18 October 2016

Cars, colleagues, racism and why we need to ban American crime shows

It took just a moment on Saturday morning for two peoples days to be ruined. As the sickening
crunch of metal indicated that two cars had collided, and the cars bounced to a stop, there was that moment where even the birds seemed to hold their breath before the regular noises of the children's playground and passing traffic continued on uninterrupted.

The front of both cars was missing, fluids ran down the road, and while somebody helped the driver out of the silver car, I physically wrenched the door open of the black car and helped the driver out. Both drivers were in shock, one had chest pains and one had a clearly broken arm.  I called out to a guy standing by to call the police and an ambulance.


I think I can be forgiven for thinking very profane thoughts about people's stupidity and the overindulgence of too many Australians of American crime shows in that instant but I just replied "No, triple zero."

I wandered about helping where I could - rescuing groceries, pulling bits of car off the road, reassuring the driver with the broken arm, turning off the cars. Emergency services and tow trucks arrived. Cars were removed, roads cleaned, paramedics inserted drips, daughters arrived to collect parents and grandparents, and the police were there looking as if this was business as usual, not that exciting at that.

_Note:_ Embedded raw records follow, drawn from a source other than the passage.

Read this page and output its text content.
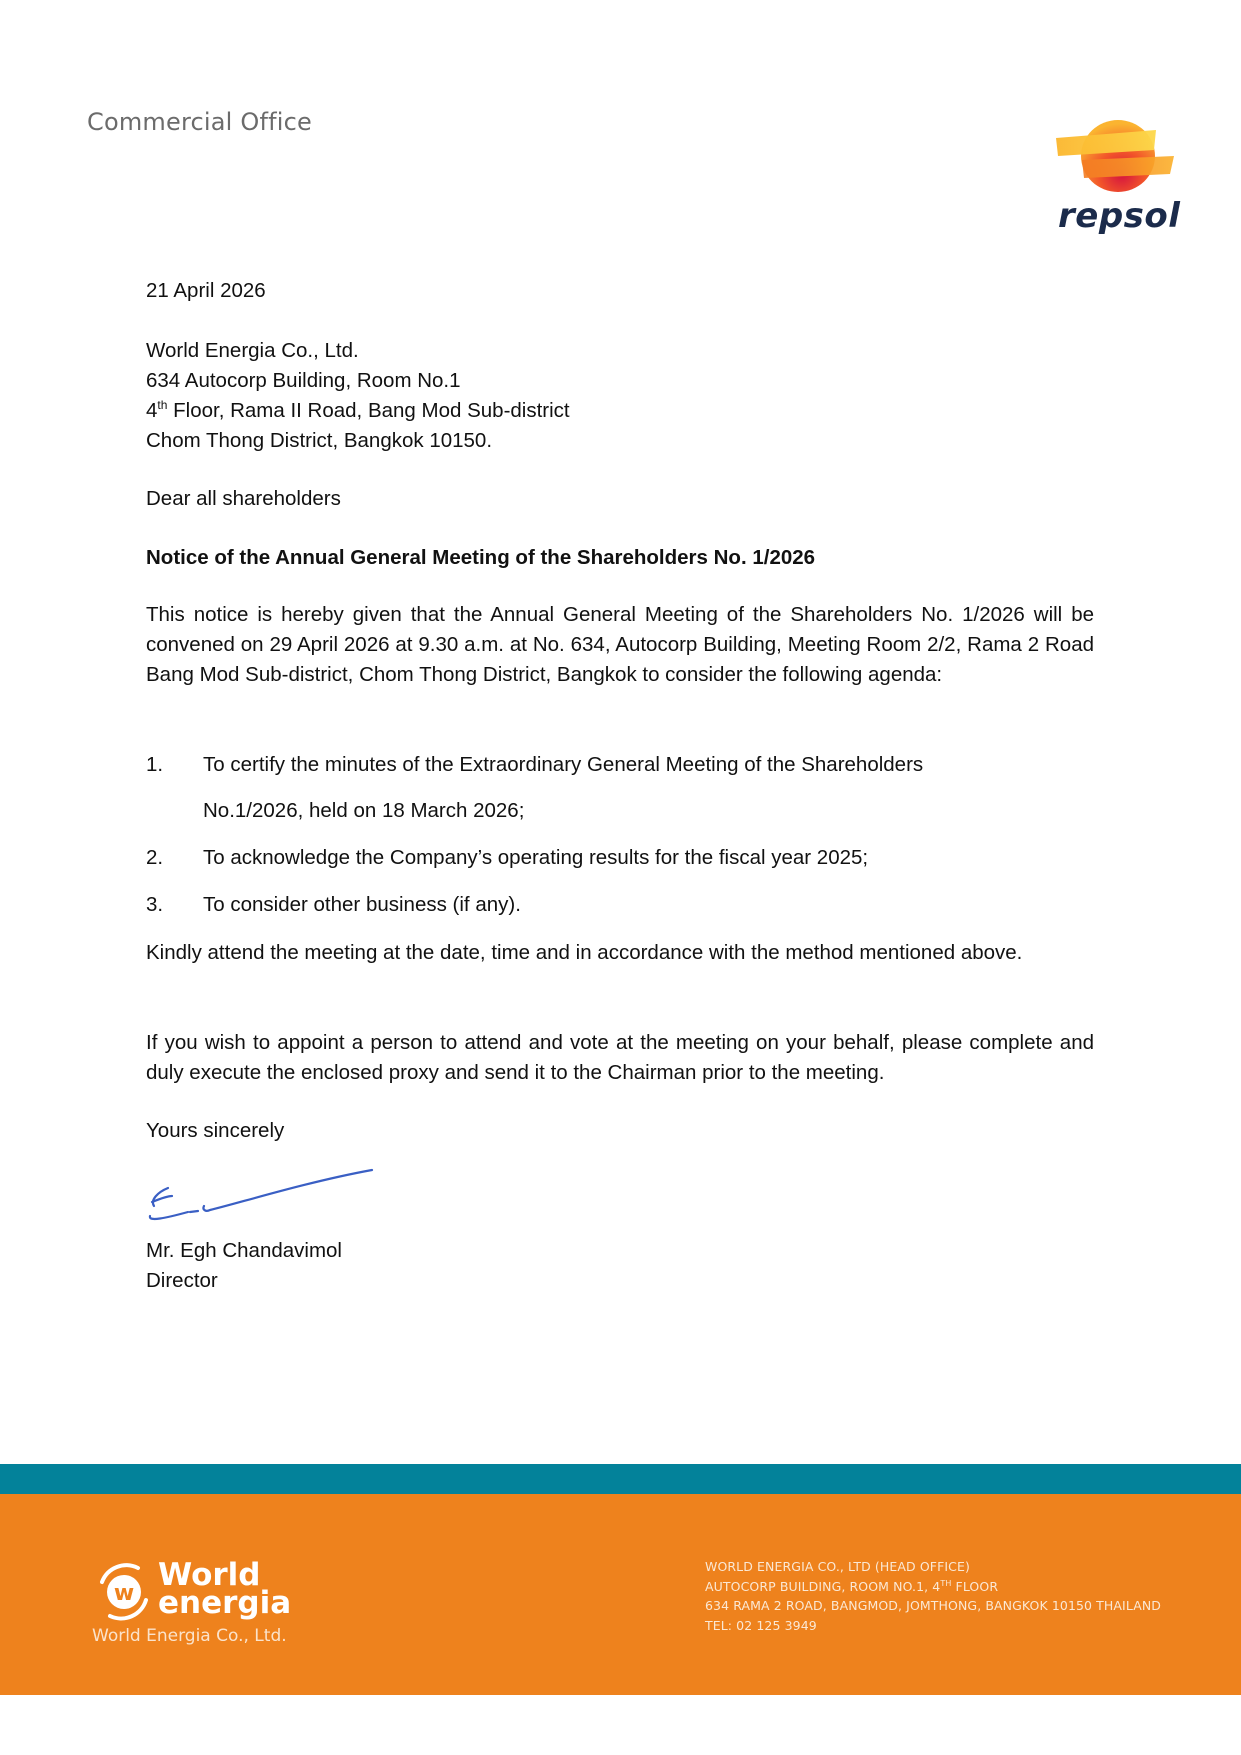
Commercial Office
repsol
21 April 2026
World Energia Co., Ltd.
634 Autocorp Building, Room No.1
4th Floor, Rama II Road, Bang Mod Sub-district
Chom Thong District, Bangkok 10150.
Dear all shareholders
Notice of the Annual General Meeting of the Shareholders No. 1/2026
This notice is hereby given that the Annual General Meeting of the Shareholders No. 1/2026 will be convened on 29 April 2026 at 9.30 a.m. at No. 634, Autocorp Building, Meeting Room 2/2, Rama 2 Road Bang Mod Sub-district, Chom Thong District, Bangkok to consider the following agenda:
1. To certify the minutes of the Extraordinary General Meeting of the Shareholders
No.1/2026, held on 18 March 2026;
2. To acknowledge the Company’s operating results for the fiscal year 2025;
3. To consider other business (if any).
Kindly attend the meeting at the date, time and in accordance with the method mentioned above.
If you wish to appoint a person to attend and vote at the meeting on your behalf, please complete and duly execute the enclosed proxy and send it to the Chairman prior to the meeting.
Yours sincerely
Mr. Egh Chandavimol
Director
w
World
energia
World Energia Co., Ltd.
WORLD ENERGIA CO., LTD (HEAD OFFICE)
AUTOCORP BUILDING, ROOM NO.1, 4TH FLOOR
634 RAMA 2 ROAD, BANGMOD, JOMTHONG, BANGKOK 10150 THAILAND
TEL: 02 125 3949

During all this I was at one point standing with the driver of the black car making polite chit chat and hoping he wasn't going to pass out before the ambulance arrived, some people standing along the fence line watching the goings on, were chatting about what happened. They speculated about what had gone on and then as clear as a bell one said "Bet it was that guy that was at fault, bloody Asian drivers!."

I felt the guy, whose name I now knew, stiffen slightly before the heat ran to his face.  I raised my voice and continued talking to him but I was fuming. Had I not felt at the time that it was entirely inappropriate to start a fracas beside an injured individual I would have had something to say. I settled with a dirty look in the right direction and right on cue the ambulance arrived, along with what I am happy to tell you was the most reassuring paramedic in Australia.

Accidents always make me feel discombobulated. People just continue driving around them, or watch from the sidelines. Even if the accident isn't huge, it has a lasting impact on the people involved, whether its just inconvenience of a missing car or something more serious.

What continues to discombobulate me time after time is the blatant racism people with non white skin experience. This was an accident. Whatever happened, nobody intended for it to happen. Whether it was a momentary distraction, a poor judgement call re speed, whatever - it could have been any one of us. Our ethnicity is definitely no indicator of driving ability, or anything else for that matter.

I was cross with myself I didn't say more to the idiot commentating, point out the added distress he caused to an already injured man suffering from shock.

The following afternoon, I was catching up with a friend as our children played together. She was talking about her business and how frustrated she has been with blatant racism recently. There was a toilet damaged in the block and one of the other business users accused her and her staff of squatting on it. Just because they are Australians of Asian descent. Turns out the damage was caused by an Australian of Celtic descent and all of a sudden it was no big deal.

I was in disbelief that somebody would come out and accuse people they work alongside, and have worked alongside for a long time, of damaging a toilet based on the possible toilet habits of non-Western countries, based on race. Totally flabbergasted. Appalled. Horrified even.

My friend said it happens all the time. When they opened a shop into one suburb, her husband who is an Australian of non-Asian descent, was told by some of the locals that they were glad it wasn't 'one of those Asians' opening the shop.  And this in an area where the accents are still thick with the European countries from whence they came once upon a time.

None of us are local - bar the 2.4% of the population that have lived here for the 60,000 years or so prior to colonisation.

My friend said she was used to it. She had hundreds of examples - not all so blatant, but all leaving their mark. We moved onto other topics because like all gatherings of girlfriends it is possible to sort out world peace in a two hour catch-up, but her experiences have sat with me along with the driver from the black car.

I'm still dumbfounded by all that I learned this weekend. I really believe that ultimately people are good. I know we all have different experiences and that influences our outlook. But racism is so senseless. It just exposes ignorance.

I am aware of my white privilege. I am. (And if you're one of those that don't understand what that is read this great article to get yourself up to speed.) But I need to be more than aware.

I should have spoken up and called the man in the park on his words. I should not have allowed any doubt in the mind of the driver of the black car about whether or not I was secretly agreeing. I need to be vocal in my support of my friends so that they know that support is there. I need to call out casual racism in meetings, in conversations, in jokes.

I might not change people's minds.

I might offend and I'm okay with that.

Because the ramifications of indifference and inaction are unacceptable. History teaches us that time and time and time again.